Philip David Zelazo of the University of Minnesota, also a leading expert in executive functions, defines them as “the deliberate, goal-directed control of behavior.”
All of these functions take place in the prefrontal cortex of the brain in concert with other parts of the brains. The prefrontal cortex is the last part of our brains to develop and is responsible for our ability to exchange information across the high-level areas of the brain so that our behavior can be guided by our accumulated knowledge.
That’s the beauty and the purpose of executive functions: they enable us to control ourselves, to reflect deeply, and to consider things from multiple points of view. As such, they involve paying attention, remembering what we need to remember to pursue our goals, thinking flexibly and not going on automatic, exercising inhibition.

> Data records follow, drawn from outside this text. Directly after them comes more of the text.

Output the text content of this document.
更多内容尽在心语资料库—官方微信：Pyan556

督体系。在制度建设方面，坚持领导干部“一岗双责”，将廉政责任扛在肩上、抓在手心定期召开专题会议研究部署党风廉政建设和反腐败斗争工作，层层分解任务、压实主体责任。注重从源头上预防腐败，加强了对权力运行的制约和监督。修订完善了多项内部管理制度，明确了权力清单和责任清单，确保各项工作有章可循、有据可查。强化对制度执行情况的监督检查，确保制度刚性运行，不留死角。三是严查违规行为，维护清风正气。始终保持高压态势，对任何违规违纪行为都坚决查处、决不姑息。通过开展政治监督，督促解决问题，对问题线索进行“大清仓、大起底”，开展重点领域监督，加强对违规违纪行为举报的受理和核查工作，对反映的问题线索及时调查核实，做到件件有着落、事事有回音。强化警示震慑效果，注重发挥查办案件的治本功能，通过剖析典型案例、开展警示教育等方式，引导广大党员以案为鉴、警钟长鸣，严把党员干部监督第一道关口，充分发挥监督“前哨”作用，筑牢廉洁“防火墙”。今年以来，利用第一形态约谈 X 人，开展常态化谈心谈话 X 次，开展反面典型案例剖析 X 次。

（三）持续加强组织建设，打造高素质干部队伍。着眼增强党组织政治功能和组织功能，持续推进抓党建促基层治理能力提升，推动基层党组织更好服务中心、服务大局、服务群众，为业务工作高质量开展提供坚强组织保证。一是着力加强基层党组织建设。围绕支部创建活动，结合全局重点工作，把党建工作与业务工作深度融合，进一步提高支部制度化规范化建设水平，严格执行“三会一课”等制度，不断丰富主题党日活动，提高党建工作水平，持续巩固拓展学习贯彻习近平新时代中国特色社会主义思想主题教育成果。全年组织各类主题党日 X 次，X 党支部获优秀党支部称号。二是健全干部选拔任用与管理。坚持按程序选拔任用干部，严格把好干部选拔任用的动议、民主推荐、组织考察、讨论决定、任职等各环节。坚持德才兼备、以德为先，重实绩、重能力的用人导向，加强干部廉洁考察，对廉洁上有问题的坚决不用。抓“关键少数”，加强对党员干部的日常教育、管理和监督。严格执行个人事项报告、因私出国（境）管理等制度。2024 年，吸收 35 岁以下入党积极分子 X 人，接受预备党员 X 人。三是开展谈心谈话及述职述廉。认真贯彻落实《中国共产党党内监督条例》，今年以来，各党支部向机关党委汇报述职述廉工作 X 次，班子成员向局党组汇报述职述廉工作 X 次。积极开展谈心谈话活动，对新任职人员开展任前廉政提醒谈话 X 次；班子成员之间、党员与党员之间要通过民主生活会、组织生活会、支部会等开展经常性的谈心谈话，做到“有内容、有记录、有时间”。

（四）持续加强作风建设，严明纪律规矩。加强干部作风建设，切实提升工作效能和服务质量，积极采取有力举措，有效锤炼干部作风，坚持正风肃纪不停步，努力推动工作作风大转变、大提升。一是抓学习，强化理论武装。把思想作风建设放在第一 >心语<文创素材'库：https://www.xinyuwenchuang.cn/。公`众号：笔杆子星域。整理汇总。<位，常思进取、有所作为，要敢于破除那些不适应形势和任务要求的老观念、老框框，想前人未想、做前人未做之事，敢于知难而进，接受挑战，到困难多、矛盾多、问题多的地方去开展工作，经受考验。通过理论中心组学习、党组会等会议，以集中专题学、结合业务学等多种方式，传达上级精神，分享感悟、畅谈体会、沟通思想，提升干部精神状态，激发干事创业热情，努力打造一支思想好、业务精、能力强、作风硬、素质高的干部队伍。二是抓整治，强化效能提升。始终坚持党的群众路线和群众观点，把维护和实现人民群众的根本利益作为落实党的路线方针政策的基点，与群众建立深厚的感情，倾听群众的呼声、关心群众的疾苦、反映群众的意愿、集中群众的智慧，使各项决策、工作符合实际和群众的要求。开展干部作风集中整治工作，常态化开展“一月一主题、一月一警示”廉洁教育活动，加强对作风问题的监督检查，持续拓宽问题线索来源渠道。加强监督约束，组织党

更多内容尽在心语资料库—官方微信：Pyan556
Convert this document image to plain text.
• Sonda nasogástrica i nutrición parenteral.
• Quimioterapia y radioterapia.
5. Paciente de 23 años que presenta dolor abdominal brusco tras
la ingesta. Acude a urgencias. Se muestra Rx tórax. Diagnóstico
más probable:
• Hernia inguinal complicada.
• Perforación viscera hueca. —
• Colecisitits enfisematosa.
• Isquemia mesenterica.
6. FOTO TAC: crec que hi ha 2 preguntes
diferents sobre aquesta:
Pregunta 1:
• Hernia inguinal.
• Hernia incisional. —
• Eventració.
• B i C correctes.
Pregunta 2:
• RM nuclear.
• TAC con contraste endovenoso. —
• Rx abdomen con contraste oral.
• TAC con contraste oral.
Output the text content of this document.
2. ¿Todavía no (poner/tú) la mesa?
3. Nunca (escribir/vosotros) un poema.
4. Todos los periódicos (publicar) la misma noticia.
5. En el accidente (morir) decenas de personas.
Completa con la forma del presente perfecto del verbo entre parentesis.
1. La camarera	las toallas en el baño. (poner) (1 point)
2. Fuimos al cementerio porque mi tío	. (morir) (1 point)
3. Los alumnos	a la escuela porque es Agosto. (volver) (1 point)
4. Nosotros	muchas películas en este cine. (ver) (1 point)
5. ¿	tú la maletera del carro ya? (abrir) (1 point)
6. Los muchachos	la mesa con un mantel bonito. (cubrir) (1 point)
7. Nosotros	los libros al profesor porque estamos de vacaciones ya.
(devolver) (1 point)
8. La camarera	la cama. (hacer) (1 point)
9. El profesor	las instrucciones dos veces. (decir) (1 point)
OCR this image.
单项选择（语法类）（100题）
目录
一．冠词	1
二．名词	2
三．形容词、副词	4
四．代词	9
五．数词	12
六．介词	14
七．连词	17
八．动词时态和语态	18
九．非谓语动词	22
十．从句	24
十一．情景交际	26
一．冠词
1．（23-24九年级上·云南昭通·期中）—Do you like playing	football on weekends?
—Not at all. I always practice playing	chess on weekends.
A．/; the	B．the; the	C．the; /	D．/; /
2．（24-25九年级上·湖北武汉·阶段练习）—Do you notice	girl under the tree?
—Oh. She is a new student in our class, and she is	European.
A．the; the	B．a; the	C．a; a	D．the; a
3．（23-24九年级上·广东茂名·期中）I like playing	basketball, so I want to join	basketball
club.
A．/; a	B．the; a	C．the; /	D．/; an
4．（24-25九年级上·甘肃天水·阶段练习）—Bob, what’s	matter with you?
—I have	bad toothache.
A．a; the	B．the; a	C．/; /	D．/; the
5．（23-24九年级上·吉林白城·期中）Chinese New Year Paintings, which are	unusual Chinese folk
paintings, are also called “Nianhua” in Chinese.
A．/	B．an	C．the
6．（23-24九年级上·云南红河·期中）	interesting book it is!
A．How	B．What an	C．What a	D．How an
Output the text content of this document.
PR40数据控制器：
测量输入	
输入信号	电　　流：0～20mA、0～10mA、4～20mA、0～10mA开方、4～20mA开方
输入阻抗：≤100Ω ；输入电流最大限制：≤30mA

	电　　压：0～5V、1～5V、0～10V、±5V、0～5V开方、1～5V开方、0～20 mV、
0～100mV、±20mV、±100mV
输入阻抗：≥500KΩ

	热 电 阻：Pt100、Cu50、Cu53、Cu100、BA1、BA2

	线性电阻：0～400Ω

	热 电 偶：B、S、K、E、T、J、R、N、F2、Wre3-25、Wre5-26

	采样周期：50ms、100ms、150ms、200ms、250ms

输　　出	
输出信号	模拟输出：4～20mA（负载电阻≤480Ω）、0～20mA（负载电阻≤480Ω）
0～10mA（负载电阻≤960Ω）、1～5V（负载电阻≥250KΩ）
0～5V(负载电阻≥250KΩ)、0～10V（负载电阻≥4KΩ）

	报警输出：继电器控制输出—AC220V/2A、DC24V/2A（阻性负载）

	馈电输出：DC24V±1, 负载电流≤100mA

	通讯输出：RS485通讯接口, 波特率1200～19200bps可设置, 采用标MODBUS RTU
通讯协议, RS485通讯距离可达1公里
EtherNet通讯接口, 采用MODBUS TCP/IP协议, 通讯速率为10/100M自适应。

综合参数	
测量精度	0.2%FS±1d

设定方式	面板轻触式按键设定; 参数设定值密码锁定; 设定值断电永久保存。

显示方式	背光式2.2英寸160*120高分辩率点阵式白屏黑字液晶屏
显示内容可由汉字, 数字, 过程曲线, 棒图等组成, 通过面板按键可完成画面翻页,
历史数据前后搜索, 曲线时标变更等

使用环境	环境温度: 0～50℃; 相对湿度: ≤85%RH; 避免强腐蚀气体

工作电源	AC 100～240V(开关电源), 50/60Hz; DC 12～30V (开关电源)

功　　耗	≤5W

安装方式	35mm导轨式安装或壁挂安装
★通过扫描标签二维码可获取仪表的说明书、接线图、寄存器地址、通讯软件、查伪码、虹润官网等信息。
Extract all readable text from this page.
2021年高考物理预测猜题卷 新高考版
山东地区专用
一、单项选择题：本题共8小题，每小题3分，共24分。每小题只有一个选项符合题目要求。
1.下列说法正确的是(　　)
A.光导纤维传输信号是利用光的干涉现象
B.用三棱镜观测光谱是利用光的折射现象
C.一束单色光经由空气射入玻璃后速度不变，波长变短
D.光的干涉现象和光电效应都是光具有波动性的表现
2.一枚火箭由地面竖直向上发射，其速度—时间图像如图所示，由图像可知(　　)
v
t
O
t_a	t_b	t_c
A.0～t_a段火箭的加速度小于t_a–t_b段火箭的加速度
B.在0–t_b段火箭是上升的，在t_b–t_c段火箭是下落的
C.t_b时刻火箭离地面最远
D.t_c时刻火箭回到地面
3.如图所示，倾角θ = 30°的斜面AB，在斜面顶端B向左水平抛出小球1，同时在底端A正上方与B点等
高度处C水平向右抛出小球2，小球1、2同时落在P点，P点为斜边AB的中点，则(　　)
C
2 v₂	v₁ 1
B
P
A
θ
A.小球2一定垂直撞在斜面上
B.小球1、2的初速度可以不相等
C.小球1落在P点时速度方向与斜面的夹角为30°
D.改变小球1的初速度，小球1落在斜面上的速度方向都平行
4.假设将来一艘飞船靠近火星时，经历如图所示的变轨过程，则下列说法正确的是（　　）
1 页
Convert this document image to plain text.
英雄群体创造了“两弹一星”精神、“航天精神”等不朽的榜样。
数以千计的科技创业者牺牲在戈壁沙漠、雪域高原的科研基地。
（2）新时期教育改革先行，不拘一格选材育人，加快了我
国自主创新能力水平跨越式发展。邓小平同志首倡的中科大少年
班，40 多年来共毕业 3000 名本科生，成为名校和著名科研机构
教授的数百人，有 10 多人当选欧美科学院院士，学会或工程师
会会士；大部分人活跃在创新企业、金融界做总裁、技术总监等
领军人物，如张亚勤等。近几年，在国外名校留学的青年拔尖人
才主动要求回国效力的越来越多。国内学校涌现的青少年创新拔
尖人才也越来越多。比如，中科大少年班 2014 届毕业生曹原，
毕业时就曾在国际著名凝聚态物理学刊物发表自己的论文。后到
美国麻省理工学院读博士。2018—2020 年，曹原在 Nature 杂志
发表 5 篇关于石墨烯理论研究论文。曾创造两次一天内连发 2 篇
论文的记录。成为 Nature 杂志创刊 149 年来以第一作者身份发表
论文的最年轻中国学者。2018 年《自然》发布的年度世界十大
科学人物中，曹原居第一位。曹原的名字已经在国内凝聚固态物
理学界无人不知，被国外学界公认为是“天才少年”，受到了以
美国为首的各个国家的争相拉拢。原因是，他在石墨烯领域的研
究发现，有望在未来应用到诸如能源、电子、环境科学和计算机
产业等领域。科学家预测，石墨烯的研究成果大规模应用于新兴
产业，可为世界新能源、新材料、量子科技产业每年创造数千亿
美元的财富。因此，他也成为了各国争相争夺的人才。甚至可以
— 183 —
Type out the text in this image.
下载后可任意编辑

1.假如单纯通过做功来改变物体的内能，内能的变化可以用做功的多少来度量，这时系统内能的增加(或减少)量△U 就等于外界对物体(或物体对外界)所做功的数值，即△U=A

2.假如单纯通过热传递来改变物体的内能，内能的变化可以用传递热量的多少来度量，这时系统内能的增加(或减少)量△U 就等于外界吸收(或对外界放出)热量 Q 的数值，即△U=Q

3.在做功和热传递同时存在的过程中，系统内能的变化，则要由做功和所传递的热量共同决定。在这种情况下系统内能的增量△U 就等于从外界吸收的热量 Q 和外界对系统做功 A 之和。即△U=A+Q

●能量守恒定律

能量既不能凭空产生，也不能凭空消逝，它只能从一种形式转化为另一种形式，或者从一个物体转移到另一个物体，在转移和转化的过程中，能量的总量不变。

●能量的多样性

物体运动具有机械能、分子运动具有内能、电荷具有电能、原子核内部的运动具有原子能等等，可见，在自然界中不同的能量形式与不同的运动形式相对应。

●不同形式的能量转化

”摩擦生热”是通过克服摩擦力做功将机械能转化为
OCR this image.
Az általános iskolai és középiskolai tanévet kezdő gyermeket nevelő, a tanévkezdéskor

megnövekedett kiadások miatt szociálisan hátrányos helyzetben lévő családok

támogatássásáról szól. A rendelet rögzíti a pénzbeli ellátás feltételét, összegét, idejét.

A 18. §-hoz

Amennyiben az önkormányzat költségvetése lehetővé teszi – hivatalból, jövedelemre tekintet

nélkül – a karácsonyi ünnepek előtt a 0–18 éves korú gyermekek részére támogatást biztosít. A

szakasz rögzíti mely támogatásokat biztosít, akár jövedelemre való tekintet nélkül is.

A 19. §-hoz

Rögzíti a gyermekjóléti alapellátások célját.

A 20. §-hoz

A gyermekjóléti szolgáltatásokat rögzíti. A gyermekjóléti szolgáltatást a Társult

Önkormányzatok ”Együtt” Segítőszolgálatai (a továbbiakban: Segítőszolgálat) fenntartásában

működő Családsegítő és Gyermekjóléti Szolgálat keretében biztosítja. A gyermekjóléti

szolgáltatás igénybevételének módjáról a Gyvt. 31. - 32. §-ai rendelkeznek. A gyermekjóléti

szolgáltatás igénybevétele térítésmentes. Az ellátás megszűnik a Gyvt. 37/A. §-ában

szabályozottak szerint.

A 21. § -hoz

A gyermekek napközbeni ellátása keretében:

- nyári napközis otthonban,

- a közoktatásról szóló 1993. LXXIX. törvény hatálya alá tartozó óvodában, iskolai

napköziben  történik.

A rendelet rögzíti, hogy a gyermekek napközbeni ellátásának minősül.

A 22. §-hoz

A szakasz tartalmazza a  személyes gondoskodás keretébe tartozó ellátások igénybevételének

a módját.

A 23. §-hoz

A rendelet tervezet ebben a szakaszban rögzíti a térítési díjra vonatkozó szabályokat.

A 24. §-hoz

1. Paying Attention or Focus
Focusing is obviously central to achieving our goals. If we are so distracted that we can’t pay attention, we can’t concentrate.
2. Working Memory
Adele Diamond defines working memory as holding information in our minds while mentally working with it or updating it, such as relating what you’re reading now to what you just read or relating what you are learning now to what you learned earlier.
3. Cognitive Flexibility
Diamond defines cognitive flexibility as being able to flexibly switch perspectives or the focus of attention and flexibly adjust to changed demands or priorities.
4. Inhibitory Control
According to Diamond, this is “the ability to resist a strong inclination to do one thing and instead do what is most appropriate.” It means sticking with something you are doing after you’ve had an initial failure—inhibiting the strong inclination to give up or continuing to work on something even when you’re bored.
Perhaps this is best exemplified by one of Diamond’s experiments to measure executive functions—the Day-Night Task. When shown a picture of a black background with a yellow moon and stars, children are supposed to say “day.” When shown a picture of a white background with a yellow sun, they’re supposed to say “night.”
The children have to pay attention, remember the rules, think flexibly and not go on automatic.
Even more amazing is that something so simple can help children thrive now and in the future. These are things we can do everyday with our children while waiting for dinner, for example, such as Simon Says or Red/Light Green Light, or Freeze Tag.
Adele Diamond cautions:
I think that we should be focusing on helping children get better at these skills early. I’m hesitant to use the word teach, because when you say teach, people have this image of children sitting like little college students in their seats with somebody lecturing at them.
Promoting these skills should involve weaving them naturally into everyday activities in school and at home in playful and fun ways!